Runner Runner review
Justin Timberlake and Ben Affleck star in the forgettable thriller, Runner Runner. Mark is not impressed...
For a number of reasons, Runner Runner plays somewhat like a thriller that has escaped from 2003 to the present day. Aside from having the ring of a Ben Affleck film from around that time, it just feels like the kind of film that should be circulating on Five or one of its digital channels by now.
Richie Furst (Justin Timberlake) is pulling marketing duties for online casinos to help pay for his Masters' degree in finance at Princeton University. With a tuition fee repayment looming, he goes all in and loses, gambling on a site called Midnight Black.
When he discovers evidence that the game was programmed against him, he heads to Costa Rica to confront the site's founder, Ivan Block (Affleck). Block pays him back, and even takes him under his wing, promising him a seven-figure fortune in his first 18 months of employment. With the FBI snapping at his heels, Richie finds himself in over his head, especially when he realises the true extent of Block's corruption.
Aside from seeming immediately dated and old-hat, it's tempting to think that Runner Runner might have been made as some kind of tax thing. The film even inadvertently put that idea in my head by having Block live in Costa Rica, far away from American jurisdiction and financial administration. It certainly has precious few other ideas to offer.
At a certain point in the paradoxically long 91-minute running time, it becomes conceivable to think that some Max Bialystock-style producer is behind this, except that it doesn't have the good grace to be interestingly bad. Creatively speaking, the whole thing feels dead on arrival.
Justin Timberlake and Ben Affleck seem like a mismatched pair of leads, even to look at the posters and trailers, but there's even less tension between them as colleagues turned adversaries in the final film. Both actors have taken some flak and proven their mettle over time, but Runner Runner is, in one package, enough fodder to power their detractors for some time.
It's not like Timberlake has a whole lot to work with: Richie is an unapologetically unlikeable sort, who's supposed to be sympathetic on the sole basis of having lost money in a Wall Street venture.
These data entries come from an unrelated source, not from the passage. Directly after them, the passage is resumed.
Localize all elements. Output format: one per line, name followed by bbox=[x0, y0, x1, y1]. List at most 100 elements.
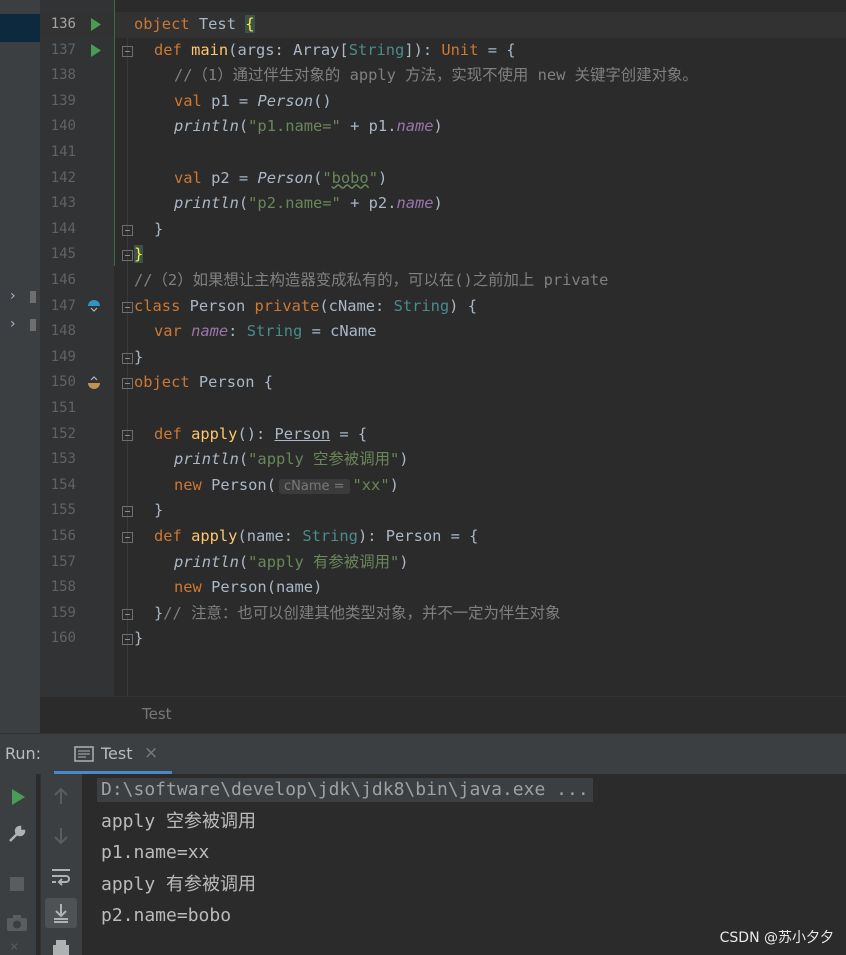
code-line: 141 bbox=[0, 140, 806, 166]
code-text: } bbox=[134, 347, 144, 366]
code-line: 149 } bbox=[0, 345, 806, 371]
code-line: 140 println("p1.name=" + p1.name) bbox=[0, 114, 806, 140]
line-number: 141 bbox=[50, 144, 76, 160]
console-tab-icon bbox=[74, 746, 94, 762]
tab-test[interactable]: Test × bbox=[54, 734, 172, 774]
line-number: 142 bbox=[50, 169, 76, 186]
code-text: var name: String = cName bbox=[154, 322, 377, 341]
code-text: new Person(cName = "xx") bbox=[174, 475, 399, 494]
down-arrow-icon[interactable] bbox=[52, 826, 70, 846]
fold-icon[interactable] bbox=[122, 378, 133, 390]
line-number: 153 bbox=[50, 451, 76, 468]
line-number: 160 bbox=[50, 630, 76, 647]
fold-icon[interactable] bbox=[122, 506, 133, 518]
implement-gutter-icon[interactable] bbox=[87, 299, 101, 313]
code-text: def apply(name: String): Person = { bbox=[154, 527, 479, 545]
soft-wrap-icon[interactable] bbox=[50, 866, 72, 886]
code-line: 151 bbox=[0, 396, 806, 422]
line-number: 149 bbox=[50, 348, 76, 365]
fold-icon[interactable] bbox=[122, 250, 133, 262]
code-text: object Person { bbox=[134, 373, 274, 392]
console-line: p2.name=bobo bbox=[101, 905, 232, 926]
line-number: 148 bbox=[50, 323, 76, 340]
breadcrumb[interactable]: Test bbox=[40, 696, 846, 734]
code-text: }// 注意：也可以创建其他类型对象，并不一定为伴生对象 bbox=[154, 603, 561, 622]
code-text: } bbox=[154, 219, 164, 238]
line-number: 156 bbox=[50, 528, 76, 544]
code-line: 150 object Person { bbox=[0, 370, 806, 396]
code-line: 136 object Test { bbox=[0, 12, 806, 38]
code-line: 144 } bbox=[0, 217, 806, 243]
code-line: 148 var name: String = cName bbox=[0, 319, 806, 345]
fold-icon[interactable] bbox=[122, 224, 133, 236]
line-number: 157 bbox=[50, 553, 76, 570]
run-toolbar-right bbox=[40, 774, 83, 955]
code-line: 152 def apply(): Person = { bbox=[0, 422, 806, 448]
code-text: val p2 = Person("bobo") bbox=[174, 168, 388, 187]
code-text: object Test { bbox=[134, 15, 255, 33]
more-icon[interactable]: × bbox=[10, 939, 18, 955]
line-number: 137 bbox=[50, 41, 76, 58]
code-text: } bbox=[134, 629, 144, 648]
code-line: 138 //（1）通过伴生对象的 apply 方法，实现不使用 new 关键字创… bbox=[0, 63, 806, 89]
parameter-hint: cName = bbox=[278, 478, 350, 494]
fold-icon[interactable] bbox=[122, 352, 133, 364]
code-line: 137 def main(args: Array[String]): Unit … bbox=[0, 38, 806, 64]
code-text: println("apply 空参被调用") bbox=[174, 450, 409, 469]
code-comment: //（2）如果想让主构造器变成私有的，可以在()之前加上 private bbox=[134, 271, 609, 289]
camera-icon[interactable] bbox=[6, 914, 28, 932]
scroll-to-end-icon bbox=[54, 904, 68, 923]
override-gutter-icon[interactable] bbox=[87, 375, 101, 390]
wrench-icon[interactable] bbox=[7, 824, 27, 844]
line-number: 158 bbox=[50, 579, 76, 596]
line-number: 154 bbox=[50, 476, 76, 493]
code-text: } bbox=[154, 501, 164, 520]
code-line: 145 } bbox=[0, 242, 806, 268]
code-line: 146 //（2）如果想让主构造器变成私有的，可以在()之前加上 private bbox=[0, 268, 806, 294]
code-line: 156 def apply(name: String): Person = { bbox=[0, 524, 806, 550]
fold-icon[interactable] bbox=[122, 429, 133, 441]
code-line: 160 } bbox=[0, 626, 806, 652]
code-text: println("p1.name=" + p1.name) bbox=[174, 117, 443, 136]
code-line: 154 new Person(cName = "xx") bbox=[0, 473, 806, 499]
code-text: class Person private(cName: String) { bbox=[134, 296, 477, 315]
code-comment: //（1）通过伴生对象的 apply 方法，实现不使用 new 关键字创建对象。 bbox=[174, 66, 698, 85]
breadcrumb-item[interactable]: Test bbox=[142, 705, 172, 723]
run-label: Run: bbox=[5, 744, 42, 763]
run-gutter-icon[interactable] bbox=[90, 43, 102, 57]
line-number: 146 bbox=[50, 272, 76, 288]
code-text: println("p2.name=" + p2.name) bbox=[174, 194, 443, 213]
rerun-icon[interactable] bbox=[9, 788, 27, 806]
code-line: 142 val p2 = Person("bobo") bbox=[0, 166, 806, 192]
line-number: 138 bbox=[50, 67, 76, 84]
code-line: 157 println("apply 有参被调用") bbox=[0, 550, 806, 576]
code-text: def main(args: Array[String]): Unit = { bbox=[154, 40, 516, 59]
print-icon[interactable] bbox=[51, 939, 71, 955]
fold-icon[interactable] bbox=[122, 634, 133, 646]
line-number: 139 bbox=[50, 92, 76, 109]
line-number: 140 bbox=[50, 118, 76, 135]
run-tool-window-header: Run: Test × bbox=[0, 733, 846, 774]
code-line: 147 class Person private(cName: String) … bbox=[0, 294, 806, 320]
fold-icon[interactable] bbox=[122, 45, 133, 57]
code-text: def apply(): Person = { bbox=[154, 424, 368, 443]
scroll-to-end-button[interactable] bbox=[45, 898, 77, 928]
up-arrow-icon[interactable] bbox=[52, 786, 70, 806]
line-number: 155 bbox=[50, 502, 76, 519]
code-line: 155 } bbox=[0, 498, 806, 524]
fold-icon[interactable] bbox=[122, 532, 133, 543]
line-number: 152 bbox=[50, 425, 76, 442]
code-text: } bbox=[134, 245, 144, 264]
line-number: 145 bbox=[50, 246, 76, 263]
code-text: println("apply 有参被调用") bbox=[174, 552, 409, 571]
code-text: val p1 = Person() bbox=[174, 91, 332, 110]
fold-icon[interactable] bbox=[122, 301, 133, 313]
line-number: 143 bbox=[50, 195, 76, 212]
run-gutter-icon[interactable] bbox=[90, 18, 102, 31]
code-line: 143 println("p2.name=" + p2.name) bbox=[0, 191, 806, 217]
run-toolbar-left: × bbox=[0, 774, 36, 955]
stop-icon[interactable] bbox=[9, 876, 25, 892]
line-number: 159 bbox=[50, 604, 76, 621]
fold-icon[interactable] bbox=[122, 608, 133, 620]
close-icon[interactable]: × bbox=[144, 743, 158, 763]
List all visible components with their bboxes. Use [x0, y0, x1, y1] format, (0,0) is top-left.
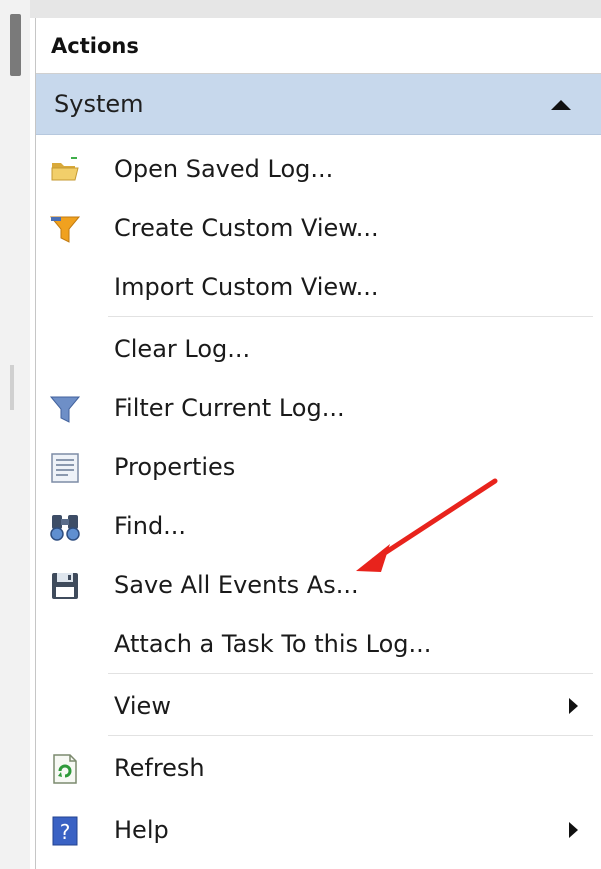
refresh-icon	[49, 753, 81, 785]
action-create-custom-view[interactable]: Create Custom View...	[36, 199, 601, 257]
scrollbar-thumb[interactable]	[10, 14, 21, 76]
action-label: Create Custom View...	[114, 214, 379, 242]
help-icon: ?	[49, 815, 81, 847]
action-open-saved-log[interactable]: Open Saved Log...	[36, 140, 601, 198]
binoculars-icon	[49, 511, 81, 543]
action-label: Help	[114, 816, 169, 844]
action-label: Attach a Task To this Log...	[114, 630, 432, 658]
menu-separator	[108, 673, 593, 674]
filter-icon	[49, 393, 81, 425]
submenu-arrow-icon	[569, 822, 578, 838]
properties-icon	[49, 452, 81, 484]
action-help[interactable]: ? Help	[36, 801, 601, 859]
action-label: Import Custom View...	[114, 273, 379, 301]
action-view[interactable]: View	[36, 677, 601, 735]
action-label: Filter Current Log...	[114, 394, 345, 422]
action-label: View	[114, 692, 171, 720]
filter-funnel-icon	[49, 213, 81, 245]
actions-pane-title: Actions	[36, 18, 601, 74]
action-find[interactable]: Find...	[36, 497, 601, 555]
action-save-all-events-as[interactable]: Save All Events As...	[36, 556, 601, 614]
splitter-grip[interactable]	[10, 365, 14, 410]
action-label: Properties	[114, 453, 236, 481]
action-refresh[interactable]: Refresh	[36, 739, 601, 797]
svg-text:?: ?	[60, 820, 71, 844]
menu-separator	[108, 316, 593, 317]
action-label: Find...	[114, 512, 187, 540]
left-pane-edge	[0, 0, 30, 869]
menu-separator	[108, 735, 593, 736]
save-disk-icon	[49, 570, 81, 602]
actions-title-text: Actions	[51, 33, 139, 58]
collapse-up-arrow-icon[interactable]	[551, 100, 571, 110]
action-properties[interactable]: Properties	[36, 438, 601, 496]
action-label: Clear Log...	[114, 335, 251, 363]
top-border	[0, 0, 601, 18]
action-label: Save All Events As...	[114, 571, 359, 599]
action-clear-log[interactable]: Clear Log...	[36, 320, 601, 378]
action-label: Refresh	[114, 754, 205, 782]
action-label: Open Saved Log...	[114, 155, 334, 183]
section-header-system[interactable]: System	[36, 74, 601, 135]
action-import-custom-view[interactable]: Import Custom View...	[36, 258, 601, 316]
section-title: System	[54, 90, 144, 118]
submenu-arrow-icon	[569, 698, 578, 714]
action-attach-task[interactable]: Attach a Task To this Log...	[36, 615, 601, 673]
action-filter-current-log[interactable]: Filter Current Log...	[36, 379, 601, 437]
open-folder-icon	[49, 154, 81, 186]
actions-pane: Actions System Open Saved Log... Create …	[35, 18, 601, 869]
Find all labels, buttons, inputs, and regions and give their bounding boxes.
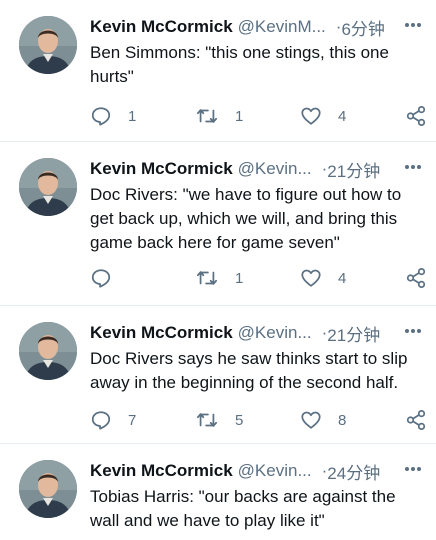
more-icon[interactable] — [402, 156, 424, 178]
tweet-header: Kevin McCormick @Kevin... · 21分钟 — [90, 320, 426, 346]
like-count: 8 — [338, 411, 347, 429]
tweet[interactable]: Kevin McCormick @KevinM... · 6分钟 Ben Sim… — [0, 0, 436, 142]
share-button[interactable] — [405, 267, 427, 289]
author-handle[interactable]: @Kevin... — [238, 159, 312, 179]
reply-count: 7 — [128, 411, 137, 429]
tweet-text: Ben Simmons: "this one stings, this one … — [90, 43, 389, 86]
retweet-icon — [195, 105, 219, 127]
tweet[interactable]: Kevin McCormick @Kevin... · 24分钟 Tobias … — [0, 444, 436, 540]
tweet[interactable]: Kevin McCormick @Kevin... · 21分钟 Doc Riv… — [0, 142, 436, 306]
avatar[interactable] — [19, 460, 77, 518]
tweet-actions: 7 5 8 — [90, 408, 436, 432]
like-count: 4 — [338, 107, 347, 125]
tweet-text: Doc Rivers: "we have to figure out how t… — [90, 185, 402, 252]
author-handle[interactable]: @KevinM... — [238, 17, 326, 37]
reply-icon — [90, 409, 112, 431]
heart-icon — [300, 409, 322, 431]
heart-icon — [300, 105, 322, 127]
retweet-button[interactable]: 5 — [195, 409, 243, 431]
retweet-button[interactable]: 1 — [195, 267, 243, 289]
share-icon — [405, 105, 427, 127]
retweet-count: 5 — [235, 411, 244, 429]
timestamp[interactable]: 24分钟 — [327, 459, 380, 484]
more-icon[interactable] — [402, 458, 424, 480]
reply-icon — [90, 105, 112, 127]
share-button[interactable] — [405, 409, 427, 431]
share-icon — [405, 267, 427, 289]
like-button[interactable]: 4 — [300, 267, 346, 289]
reply-button[interactable]: 7 — [90, 409, 136, 431]
tweet-actions: 1 1 4 — [90, 104, 436, 128]
timestamp[interactable]: 21分钟 — [327, 157, 380, 182]
tweet-header: Kevin McCormick @Kevin... · 24分钟 — [90, 458, 426, 484]
tweet-header: Kevin McCormick @Kevin... · 21分钟 — [90, 156, 426, 182]
reply-button[interactable]: 1 — [90, 105, 136, 127]
author-handle[interactable]: @Kevin... — [238, 461, 312, 481]
avatar[interactable] — [19, 158, 77, 216]
author-handle[interactable]: @Kevin... — [238, 323, 312, 343]
heart-icon — [300, 267, 322, 289]
author-name[interactable]: Kevin McCormick — [90, 461, 233, 481]
share-icon — [405, 409, 427, 431]
retweet-icon — [195, 409, 219, 431]
more-icon[interactable] — [402, 320, 424, 342]
avatar[interactable] — [19, 16, 77, 74]
retweet-icon — [195, 267, 219, 289]
like-count: 4 — [338, 269, 347, 287]
reply-button[interactable] — [90, 267, 128, 289]
timestamp[interactable]: 6分钟 — [341, 15, 384, 40]
timestamp[interactable]: 21分钟 — [327, 321, 380, 346]
tweet-actions: 1 4 — [90, 266, 436, 290]
reply-count: 1 — [128, 107, 137, 125]
like-button[interactable]: 4 — [300, 105, 346, 127]
like-button[interactable]: 8 — [300, 409, 346, 431]
author-name[interactable]: Kevin McCormick — [90, 17, 233, 37]
tweet-text: Doc Rivers says he saw thinks start to s… — [90, 349, 408, 392]
retweet-button[interactable]: 1 — [195, 105, 243, 127]
more-icon[interactable] — [402, 14, 424, 36]
author-name[interactable]: Kevin McCormick — [90, 159, 233, 179]
retweet-count: 1 — [235, 107, 244, 125]
author-name[interactable]: Kevin McCormick — [90, 323, 233, 343]
reply-icon — [90, 267, 112, 289]
tweet-header: Kevin McCormick @KevinM... · 6分钟 — [90, 14, 426, 40]
retweet-count: 1 — [235, 269, 244, 287]
tweet-text: Tobias Harris: "our backs are against th… — [90, 487, 396, 530]
tweet[interactable]: Kevin McCormick @Kevin... · 21分钟 Doc Riv… — [0, 306, 436, 444]
avatar[interactable] — [19, 322, 77, 380]
share-button[interactable] — [405, 105, 427, 127]
tweet-feed: Kevin McCormick @KevinM... · 6分钟 Ben Sim… — [0, 0, 436, 540]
It's cool though, because he's trying to work his way back up by manipulating other students into squandering their money on online gambling, so that's okay.
He's also wholly unsuitable for any voice-over work; divorced from his on-screen charisma, his narration plays like a nasally-delivered catalogue of gambling plays and practices, most of which are included by the virtue of having the slightest symbolism within this non-story.
If nothing else, Affleck has phoned in a few hours' practice for playing Bruce Wayne. His Block is a brash, charismatic billionaire, and even if his more villainous moments only make for a few meagre highlights, he's not bad in the film. Those who are annoyed that he's playing Batman may not be assuaged, but they can't criticise his acting as much as his choice of project this time around.
The other highlights come from Anthony Mackie as a dogged but impotent FBI agent who's given to intimidation tactics on potential informants, but he doesn't get enough to do. The most depressing part is Gemma Arterton's role as Block's moll - this is the kind of empty character she was playing five years ago, but she's since proven, over and over again, that she's better than roles like this.
The biggest problem with the film is that there is no tension in it whatsoever. Block is not an intimidating villain, despite the most remote efforts to make him seem like a Bond villain - a scene in which he threatens to feed an associate to crocodiles doesn't make him any more frightening, because he's not the one who's chewing anything, (except maybe a bit of scenery).
Despite some pretty scenery and a cast that's capable of much better, Runner Runner is a rote, crayon-by-numbers thriller. It's a patchwork of uninteresting scenes, clumsily stitched together with some truly unfortunate narration from Timberlake, and you'll likely have forgotten about it before the end credits start rolling.
Runner Runner is out in UK cinemas now.